Along with obtaining good aesthetic outcomes, reconstruction of anterior neck scar contractions should also aim to normalize the ability of the patients to extend their necks fully. In the present case, we ensured almost complete release of the skin contracture and normalization of neck movement by using a 28 × 6 cm perforator-supercharged transposition flap from the anterior chest that was based on the IMAP. During the postoperative course, the width of the skin pedicle extended from 6 to 9 cm and the patient became able to extend his neck almost completely. This and other experiences with these flaps have made us realize the importance of having a wide flap: we observed that the wider the flap is, the more extendable the skin will be and the more effectively the contracture is released. Therefore, we design these flaps to be as wide as possible. This notion is supported by Coleman et al.,[8] whose work suggested that similar platysma musculocutaneous flaps can be substantial.

Another advantage of relatively wide IMAP-based perforator-supercharged transposition flaps from the anterior chest is that their good extendability further alleviates tension on the edges of the flap. This reduces the risk of contracture recurrence and the development of other fibroproliferative disorders of the skin, including keloids and hypertrophic scars. Indeed, scar contractures develop as a result of the tension on the edges of the wounds/scars. If this tension is released, angiogenesis halts, which in turn stops the fibroblasts from secreting collagen.[9,10] Therefore, when dealing with scars, in particular scar contractures, keloids, and hypertrophic scars, it is important to consider effective ways of releasing the tension on the scar edges.[9,10]

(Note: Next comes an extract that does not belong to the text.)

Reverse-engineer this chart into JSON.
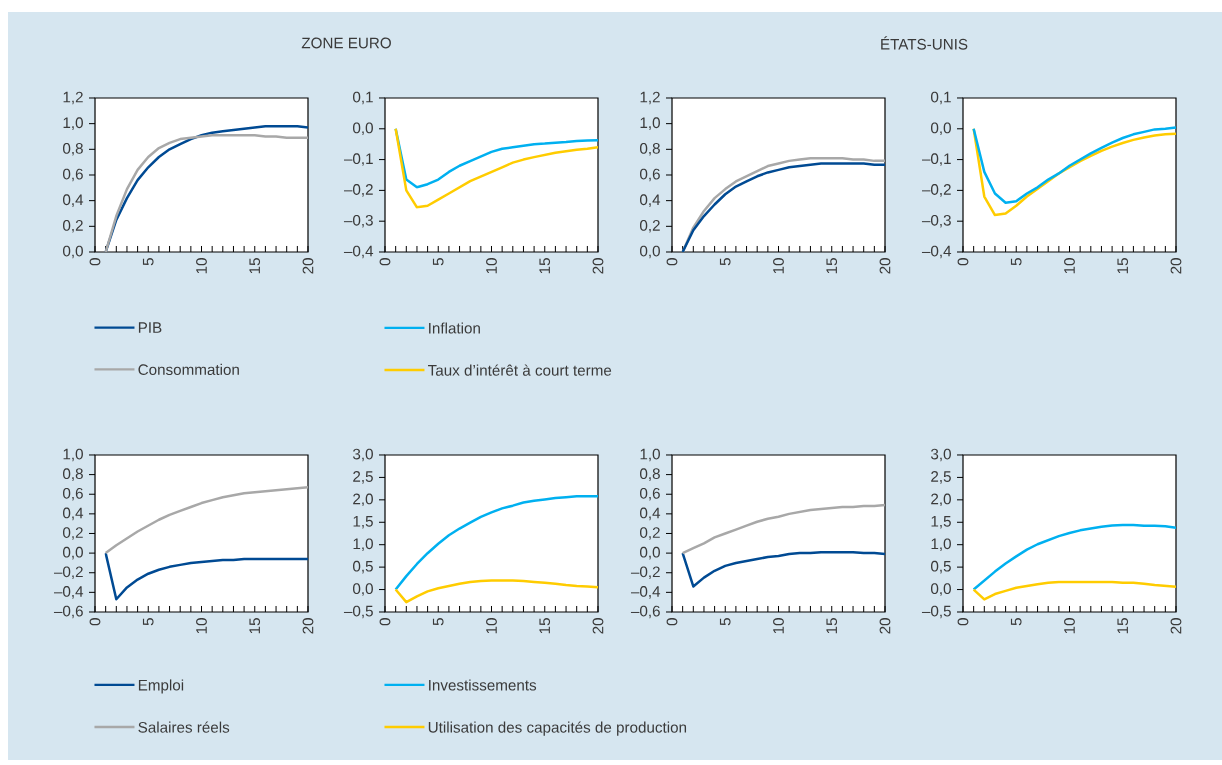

In relation to this, free flaps are sometimes used to reconstruct anterior neck defects because they can be harvested from unaffected areas and can cover relatively large defects. However, all free flaps are island flaps, and therefore their skin extension during the postoperative course is smaller than that of skin-pedicled flaps. Thus, transposition flaps are superior to free flaps in terms of anterior neck scar contracture release.

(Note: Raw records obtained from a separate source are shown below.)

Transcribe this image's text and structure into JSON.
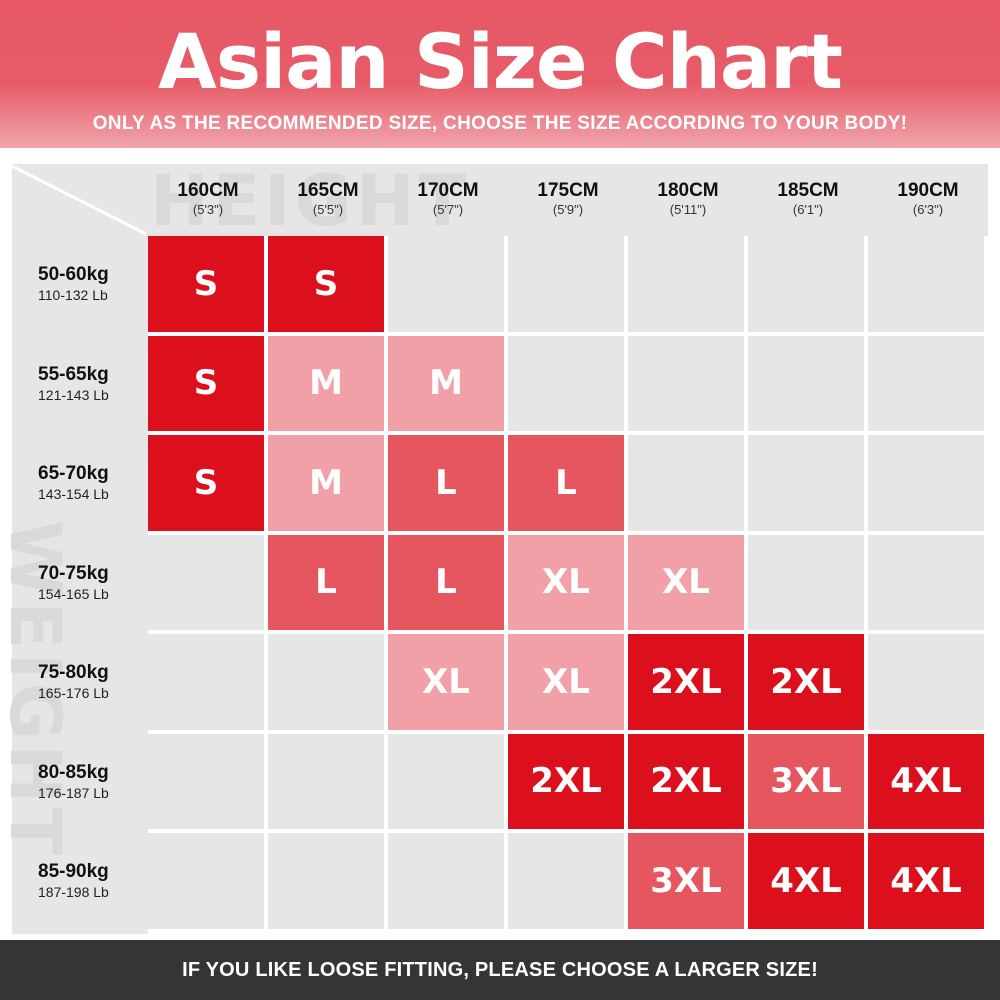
{
  "title": "Asian Size Chart",
  "subtitle": "ONLY AS THE RECOMMENDED SIZE, CHOOSE THE SIZE ACCORDING TO YOUR BODY!",
  "watermarks": {
    "height": "HEIGHT",
    "weight": "WEIGHT"
  },
  "footer": "IF YOU LIKE LOOSE FITTING, PLEASE CHOOSE A LARGER SIZE!",
  "colors": {
    "banner": "#e65866",
    "strong": "#dc0f1d",
    "medium": "#e5565f",
    "light": "#f2a0a8",
    "empty": "#e6e6e6",
    "footer": "#353535"
  },
  "chart_data": {
    "type": "table",
    "title": "Asian Size Chart",
    "columns": [
      {
        "cm": "160CM",
        "ft": "(5'3\")"
      },
      {
        "cm": "165CM",
        "ft": "(5'5\")"
      },
      {
        "cm": "170CM",
        "ft": "(5'7\")"
      },
      {
        "cm": "175CM",
        "ft": "(5'9\")"
      },
      {
        "cm": "180CM",
        "ft": "(5'11\")"
      },
      {
        "cm": "185CM",
        "ft": "(6'1\")"
      },
      {
        "cm": "190CM",
        "ft": "(6'3\")"
      }
    ],
    "rows": [
      {
        "kg": "50-60kg",
        "lb": "110-132 Lb"
      },
      {
        "kg": "55-65kg",
        "lb": "121-143 Lb"
      },
      {
        "kg": "65-70kg",
        "lb": "143-154 Lb"
      },
      {
        "kg": "70-75kg",
        "lb": "154-165 Lb"
      },
      {
        "kg": "75-80kg",
        "lb": "165-176 Lb"
      },
      {
        "kg": "80-85kg",
        "lb": "176-187 Lb"
      },
      {
        "kg": "85-90kg",
        "lb": "187-198 Lb"
      }
    ],
    "cells": [
      [
        {
          "size": "S",
          "shade": "strong"
        },
        {
          "size": "S",
          "shade": "strong"
        },
        {
          "size": "",
          "shade": "empty"
        },
        {
          "size": "",
          "shade": "empty"
        },
        {
          "size": "",
          "shade": "empty"
        },
        {
          "size": "",
          "shade": "empty"
        },
        {
          "size": "",
          "shade": "empty"
        }
      ],
      [
        {
          "size": "S",
          "shade": "strong"
        },
        {
          "size": "M",
          "shade": "light"
        },
        {
          "size": "M",
          "shade": "light"
        },
        {
          "size": "",
          "shade": "empty"
        },
        {
          "size": "",
          "shade": "empty"
        },
        {
          "size": "",
          "shade": "empty"
        },
        {
          "size": "",
          "shade": "empty"
        }
      ],
      [
        {
          "size": "S",
          "shade": "strong"
        },
        {
          "size": "M",
          "shade": "light"
        },
        {
          "size": "L",
          "shade": "medium"
        },
        {
          "size": "L",
          "shade": "medium"
        },
        {
          "size": "",
          "shade": "empty"
        },
        {
          "size": "",
          "shade": "empty"
        },
        {
          "size": "",
          "shade": "empty"
        }
      ],
      [
        {
          "size": "",
          "shade": "empty"
        },
        {
          "size": "L",
          "shade": "medium"
        },
        {
          "size": "L",
          "shade": "medium"
        },
        {
          "size": "XL",
          "shade": "light"
        },
        {
          "size": "XL",
          "shade": "light"
        },
        {
          "size": "",
          "shade": "empty"
        },
        {
          "size": "",
          "shade": "empty"
        }
      ],
      [
        {
          "size": "",
          "shade": "empty"
        },
        {
          "size": "",
          "shade": "empty"
        },
        {
          "size": "XL",
          "shade": "light"
        },
        {
          "size": "XL",
          "shade": "light"
        },
        {
          "size": "2XL",
          "shade": "strong"
        },
        {
          "size": "2XL",
          "shade": "strong"
        },
        {
          "size": "",
          "shade": "empty"
        }
      ],
      [
        {
          "size": "",
          "shade": "empty"
        },
        {
          "size": "",
          "shade": "empty"
        },
        {
          "size": "",
          "shade": "empty"
        },
        {
          "size": "2XL",
          "shade": "strong"
        },
        {
          "size": "2XL",
          "shade": "strong"
        },
        {
          "size": "3XL",
          "shade": "medium"
        },
        {
          "size": "4XL",
          "shade": "strong"
        }
      ],
      [
        {
          "size": "",
          "shade": "empty"
        },
        {
          "size": "",
          "shade": "empty"
        },
        {
          "size": "",
          "shade": "empty"
        },
        {
          "size": "",
          "shade": "empty"
        },
        {
          "size": "3XL",
          "shade": "medium"
        },
        {
          "size": "4XL",
          "shade": "strong"
        },
        {
          "size": "4XL",
          "shade": "strong"
        }
      ]
    ]
  }
}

Our case presented with a tracheal fistula as well as anterior neck scar contracture. This reflects the fact that, like many severe burn patients, the patient required intensive care with an artificial respirator and thus developed a tracheal fistula. The fact that we could cover the tracheal fistula with the flap as well as the wounds left by contracture removal shows that this flap is of great clinical usefulness.

PATIENT CONSENT

The patient provided written consent for the use of his image.